Die Vorsitzende der KVT, Annett Rommel, unterstreicht zum Weltkrebstag die Bedeutung dieser Entwicklung. Je früher eine Erkrankung erkannt werde, desto größer seien die Heilungs- oder Überlebenschancen. Gleichzeitig macht sie deutlich, dass moderne Medizin nur dann wirksam sei, wenn Vorsorgeangebote tatsächlich genutzt würden. Der aktuelle Anstieg der Früherkennungszahlen könne sich allerdings erst in den kommenden Jahren positiv auf die Sterblichkeit auswirken – kurzfristig lasse sich dieser Effekt statistisch noch nicht ablesen.

Ein anderes Bild zeigt sich in Sachsen-Anhalt. Dort ist die Zahl der Krebstoten im Jahr 2024 gesunken. Nach Angaben des Statistischen Landesamtes starben 3.585 Frauen und 4.453 Männer an den Folgen einer Krebserkrankung. Das sind insgesamt mehr als 300 Todesfälle weniger als im Jahr zuvor. Fachleute sehen darin ein ermutigendes Signal, weisen jedoch darauf hin, dass einzelne Jahresvergleiche auch durch demografische Effekte, Diagnoseverschiebungen oder statistische Schwankungen beeinflusst sein können. Ob sich dieser positive Trend verstetigt, bleibt abzuwarten.

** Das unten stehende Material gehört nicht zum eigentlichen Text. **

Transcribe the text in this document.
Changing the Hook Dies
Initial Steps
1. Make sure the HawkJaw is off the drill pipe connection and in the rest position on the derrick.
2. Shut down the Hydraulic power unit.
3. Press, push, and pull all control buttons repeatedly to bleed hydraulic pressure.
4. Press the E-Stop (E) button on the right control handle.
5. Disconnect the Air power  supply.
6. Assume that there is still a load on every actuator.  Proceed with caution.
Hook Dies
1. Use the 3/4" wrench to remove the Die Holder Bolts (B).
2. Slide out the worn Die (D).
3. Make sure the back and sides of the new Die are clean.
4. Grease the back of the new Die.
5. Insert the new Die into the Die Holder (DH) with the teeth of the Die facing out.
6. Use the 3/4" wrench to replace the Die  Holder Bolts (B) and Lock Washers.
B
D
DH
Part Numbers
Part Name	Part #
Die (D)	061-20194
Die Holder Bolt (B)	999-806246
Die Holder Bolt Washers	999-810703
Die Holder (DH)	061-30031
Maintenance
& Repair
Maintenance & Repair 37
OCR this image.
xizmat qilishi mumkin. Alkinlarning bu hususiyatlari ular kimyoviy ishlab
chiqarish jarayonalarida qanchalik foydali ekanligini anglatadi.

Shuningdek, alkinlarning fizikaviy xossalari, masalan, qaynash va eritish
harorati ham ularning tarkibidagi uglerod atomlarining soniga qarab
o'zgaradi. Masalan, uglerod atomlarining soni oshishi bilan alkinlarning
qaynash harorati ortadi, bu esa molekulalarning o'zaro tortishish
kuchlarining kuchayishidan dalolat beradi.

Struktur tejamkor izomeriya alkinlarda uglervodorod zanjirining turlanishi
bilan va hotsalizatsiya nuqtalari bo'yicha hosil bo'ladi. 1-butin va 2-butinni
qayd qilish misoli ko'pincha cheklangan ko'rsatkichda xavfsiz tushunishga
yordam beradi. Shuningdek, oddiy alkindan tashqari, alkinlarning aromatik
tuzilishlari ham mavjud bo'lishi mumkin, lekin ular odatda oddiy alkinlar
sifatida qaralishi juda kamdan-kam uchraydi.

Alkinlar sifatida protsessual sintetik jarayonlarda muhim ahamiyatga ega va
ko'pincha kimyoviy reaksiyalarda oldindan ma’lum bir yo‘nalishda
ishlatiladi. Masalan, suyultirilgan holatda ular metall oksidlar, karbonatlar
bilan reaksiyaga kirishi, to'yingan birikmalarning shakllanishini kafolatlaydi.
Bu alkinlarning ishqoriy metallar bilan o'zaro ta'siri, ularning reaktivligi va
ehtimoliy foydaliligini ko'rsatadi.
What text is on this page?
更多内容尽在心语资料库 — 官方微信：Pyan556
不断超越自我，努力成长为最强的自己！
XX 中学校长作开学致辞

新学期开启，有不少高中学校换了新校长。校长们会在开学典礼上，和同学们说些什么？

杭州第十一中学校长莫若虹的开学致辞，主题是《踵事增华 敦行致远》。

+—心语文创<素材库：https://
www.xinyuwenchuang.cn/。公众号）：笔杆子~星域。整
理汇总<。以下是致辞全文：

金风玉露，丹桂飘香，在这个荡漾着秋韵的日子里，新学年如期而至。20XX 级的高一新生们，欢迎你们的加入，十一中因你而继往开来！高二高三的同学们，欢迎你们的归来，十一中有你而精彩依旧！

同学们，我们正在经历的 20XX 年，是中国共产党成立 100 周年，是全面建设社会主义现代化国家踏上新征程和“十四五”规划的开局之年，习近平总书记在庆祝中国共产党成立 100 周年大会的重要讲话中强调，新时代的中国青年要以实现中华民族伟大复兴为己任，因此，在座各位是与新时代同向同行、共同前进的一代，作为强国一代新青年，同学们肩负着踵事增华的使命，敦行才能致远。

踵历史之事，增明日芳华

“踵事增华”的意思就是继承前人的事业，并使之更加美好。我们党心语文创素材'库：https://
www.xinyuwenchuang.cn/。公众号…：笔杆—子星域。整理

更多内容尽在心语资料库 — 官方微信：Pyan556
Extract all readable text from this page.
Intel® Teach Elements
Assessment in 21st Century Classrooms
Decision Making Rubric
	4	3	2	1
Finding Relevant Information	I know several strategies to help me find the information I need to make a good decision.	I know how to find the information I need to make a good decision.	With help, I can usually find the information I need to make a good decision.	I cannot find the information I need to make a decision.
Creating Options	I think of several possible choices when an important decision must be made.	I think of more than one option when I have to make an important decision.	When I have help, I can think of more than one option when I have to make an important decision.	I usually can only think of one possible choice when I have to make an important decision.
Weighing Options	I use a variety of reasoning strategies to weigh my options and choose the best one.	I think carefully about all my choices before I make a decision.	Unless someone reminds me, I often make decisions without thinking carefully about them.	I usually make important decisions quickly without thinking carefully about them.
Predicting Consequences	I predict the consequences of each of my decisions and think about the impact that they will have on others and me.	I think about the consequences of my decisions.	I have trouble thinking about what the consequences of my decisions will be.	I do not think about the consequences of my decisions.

Für Sachsen ist die Lage weniger transparent. Aktuelle landesweite Zahlen zur Krebssterblichkeit für 2024 liegen bislang nicht vor. Das erschwert eine vollständige Bewertung der Situation in Mitteldeutschland und verdeutlicht zugleich, wie wichtig zeitnahe Gesundheitsdaten für Präventionsstrategien und Versorgungsplanung sind.

In der Gesamtbetrachtung zeigt sich am Weltkrebstag ein zentrales Spannungsfeld: Vorsorge und Prävention nehmen zwar zu, wirken sich aber oft erst mit zeitlicher Verzögerung auf die Sterblichkeit aus. Gleichzeitig verdeutlichen die Daten, dass medizinischer Fortschritt allein nicht ausreicht. Nach Einschätzung von Experten könnten viele Krebsfälle durch konsequente Prävention verhindert oder zumindest hinausgezögert werden – allen voran durch Rauchverzicht, denn Rauchen gilt weiterhin als einer der größten vermeidbaren Krebsrisikofaktoren.

Der Weltkrebstag macht damit deutlich, dass Krebsbekämpfung mehr ist als Therapie. Sie beginnt bei Aufklärung, Prävention und Früherkennung und reicht bis zur strukturellen Versorgung in den Regionen. Die Zahlen aus Mitteldeutschland zeigen Fortschritte, aber auch Herausforderungen. Sie erinnern daran, dass jeder Vorsorgetermin, jede Verhaltensänderung und jede politische Entscheidung im Gesundheitswesen langfristig Einfluss darauf hat, wie sich Krebssterblichkeit künftig entwickelt.